Supreme Court to Settle Tip Taxation Controversy
The case, United States v. Fior d'Italia, involves a San Francisco restauranteur who claims that the IRS is incorrect in assessing the restaurant's share of Social Security taxes on employee tip income based on estimates made from tips recorded on credit card charge slips. The 9th U.S. Circuit Court of Appeals has sided with the restaurant, explaining that making blanket estimates of all tips based on information on credit card slips incorrectly assumes that cash tippers tip as much as credit card tippers. "People paying in cash, however generous they may feel, are limited by the amount of cash in their wallets," opined  the court.
Furthermore, according to the legal brief  filed with the U.S. Supreme Court by Fior d'Italia, the only way to accurately know how much employees receive in tips is to rely on reporting by the employees. "Since tips are…split with indirectly tipped employees (e.g. hostess, busboys, bartenders, bread girls, etc.) in varying amounts at the discretion of the directly tipped employees, employee reporting is the only way for an employer to know the amount of tips retained by individual employees."
The restaurant's attorney, Tracy J. Power, points out  that waiters, waitresses, and bartenders don't even earn the amount of tips shown on credit card receipts. The workers share tips with other employees, some of whom are exempt from taxation on the small amount of tips they earn.

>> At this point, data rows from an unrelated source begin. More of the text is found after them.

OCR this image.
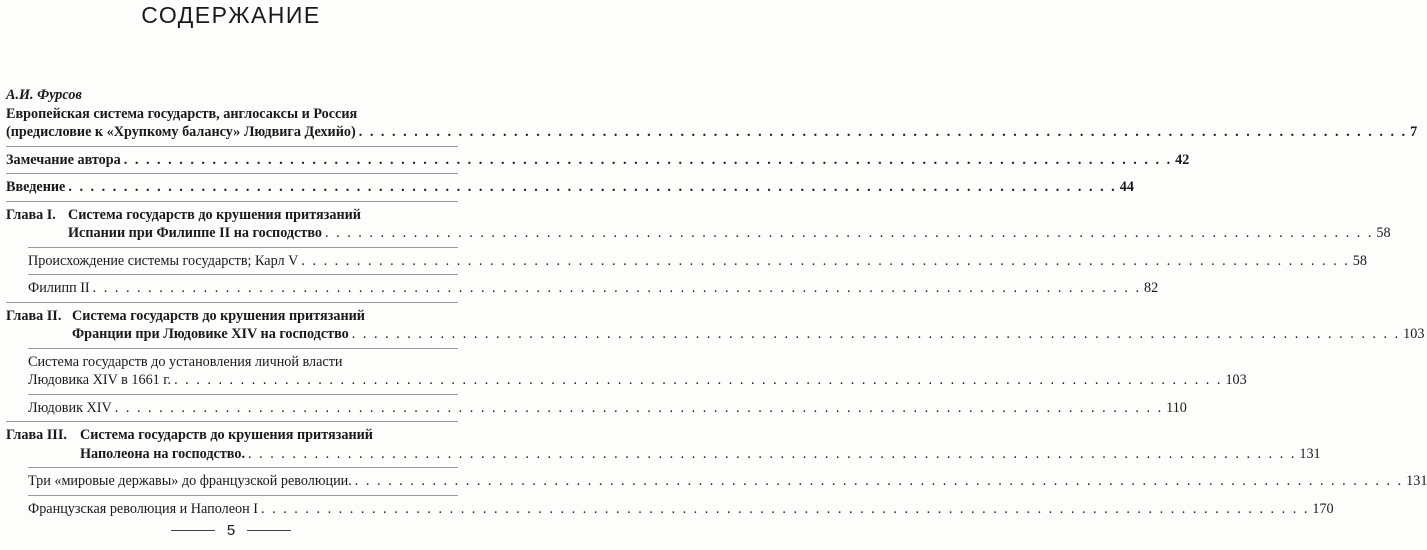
СОДЕРЖАНИЕ
А.И. Фурсов
Европейская система государств, англосаксы и Россия
(предисловие к «Хрупкому балансу» Людвига Дехийо) . . .	7
Замечание автора . . .	42
Введение . . .	44
Глава I. Система государств до крушения притязаний
Испании при Филиппе II на господство . . .	58
Происхождение системы государств; Карл V . . .	58
Филипп II . . .	82
Глава II. Система государств до крушения притязаний
Франции при Людовике XIV на господство . . .	103
Система государств до установления личной власти
Людовика XIV в 1661 г. . . .	103
Людовик XIV . . .	110
Глава III. Система государств до крушения притязаний
Наполеона на господство. . . .	131
Три «мировые державы» до французской революции. . . .	131
Французская революция и Наполеон I . . .	170
5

Reports are that the Supreme Court justices seemed sympathetic with the restaurant when responding to oral arguments on Monday, however Justice David Souter reminded spectators  that although "it makes a lot of sense" to criticize a law in which "the burden is on the taxpayer to give information he is not in the best position to know," the IRS might still prevail because there is no high court precedent that requires common sense to be a requirement when it comes to tax laws.